The reveal took place on Family Day, which was Dawson’s 15th birthday. “We wanted it to be extra special, and he’d be home from school with his whole family,” Jackie says.
The day before, she and Dan worked from 11 a.m. to midnight to pull it all together. “To see the look on Dawson’s face was worth all the hard work,” Dan Says. “And then Blue Jays’ pitcher Ricky Romero skyped in to wish him happy birthday and invite the whole family to a game. Dawson was floored when Ricky asked if he’d like to throw the first pitch.”
The extent of the makeover would not have been possible without donations, Morra says.
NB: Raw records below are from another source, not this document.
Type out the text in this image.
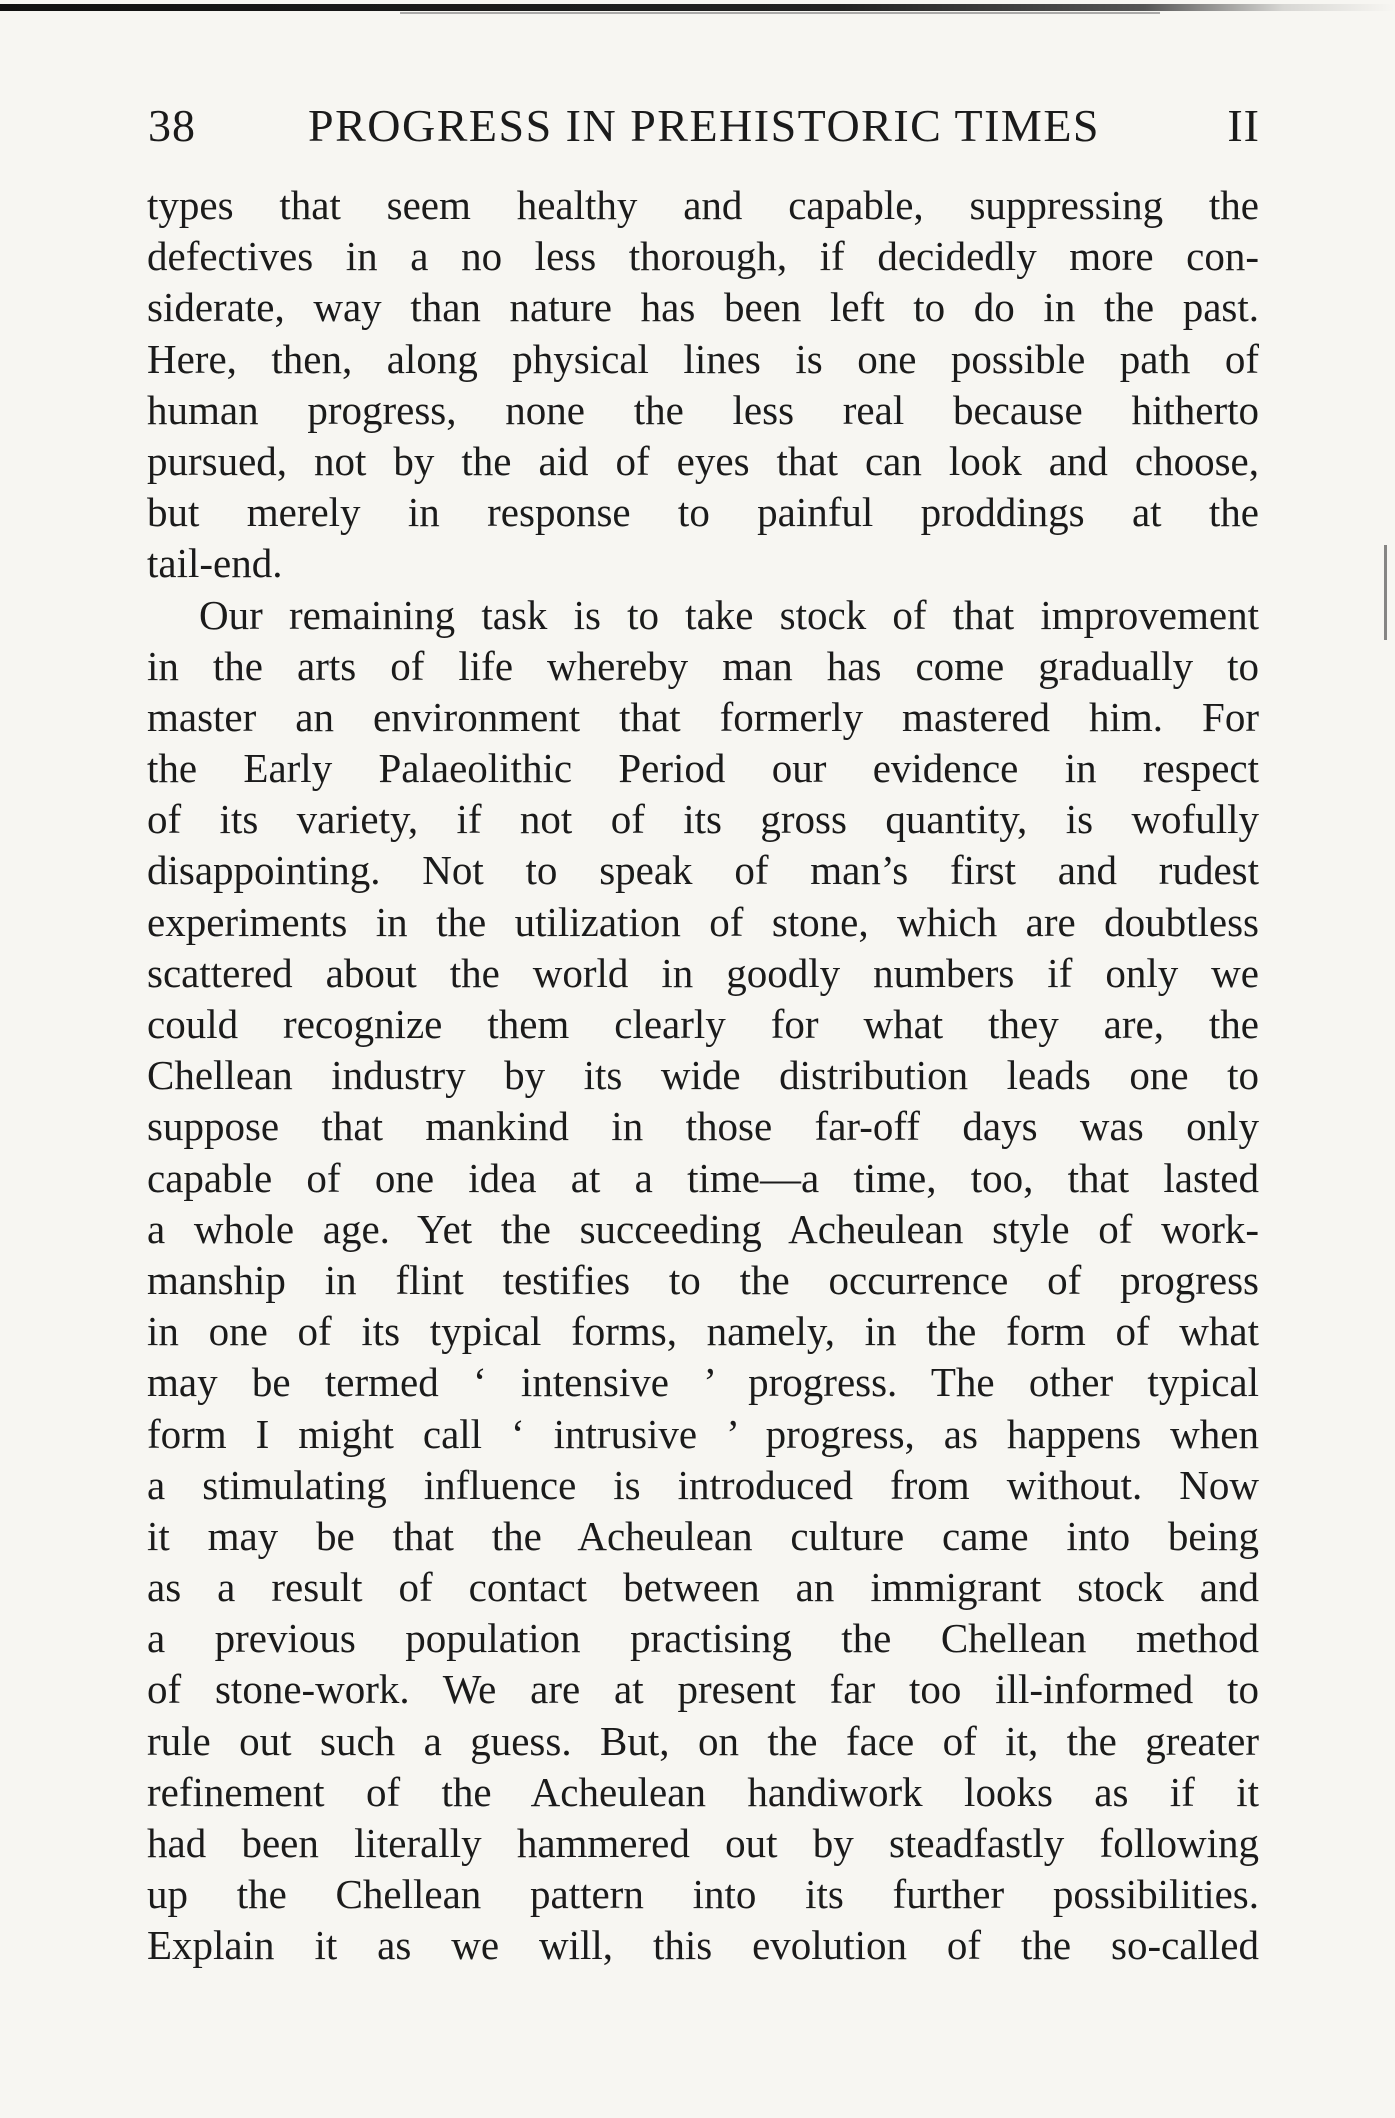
38 PROGRESS IN PREHISTORIC TIMES	II
types that seem healthy and capable, suppressing the
defectives in a no less thorough, if decidedly more con-
siderate, way than nature has been left to do in the past.
Here, then, along physical lines is one possible path of
human progress, none the less real because hitherto
pursued, not by the aid of eyes that can look and choose,
but merely in response to painful proddings at the
tail-end.
Our remaining task is to take stock of that improvement
in the arts of life whereby man has come gradually to
master an environment that formerly mastered him. For
the Early Palaeolithic Period our evidence in respect
of its variety, if not of its gross quantity, is wofully
disappointing. Not to speak of man’s first and rudest
experiments in the utilization of stone, which are doubtless
scattered about the world in goodly numbers if only we
could recognize them clearly for what they are, the
Chellean industry by its wide distribution leads one to
suppose that mankind in those far-off days was only
capable of one idea at a time—a time, too, that lasted
a whole age. Yet the succeeding Acheulean style of work-
manship in flint testifies to the occurrence of progress
in one of its typical forms, namely, in the form of what
may be termed ‘ intensive ’ progress. The other typical
form I might call ‘ intrusive ’ progress, as happens when
a stimulating influence is introduced from without. Now
it may be that the Acheulean culture came into being
as a result of contact between an immigrant stock and
a previous population practising the Chellean method
of stone-work. We are at present far too ill-informed to
rule out such a guess. But, on the face of it, the greater
refinement of the Acheulean handiwork looks as if it
had been literally hammered out by steadfastly following
up the Chellean pattern into its further possibilities.
Explain it as we will, this evolution of the so-called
I am absolutely astounded by the response from individuals and organizations. People are hearing about this and they all want to help.”
The huge grey sectional that can accommodate Dawson and several friends was donated by Decorium. Fan Fever donated the goal light, the revolving light and various hockey accessories. The Blue Jays provided jerseys — one signed by Jose Battista, the other by Brett Lawrie — and a baseball signed by the whole team. The NHLPA donated a signed Carey Price Fathead decal and a Rick Nash signed jersey. 2M Sports donated the rink boards, benches and shelving. Fan Fever also sent Dawson and his parents to a Chicago Blackhawks game where he did a puck shoot.
Like other Wish Foundation rooms Morra has done, this one has come in under budget, something that makes her very happy since the money can be used for another child make another wish.
As for Morra, she will move on to her next Wish Foundation room, work on other design projects, and continue to speak at home shows across the country. She now talks not just about design, though, but about giving back, and using your talents to help others.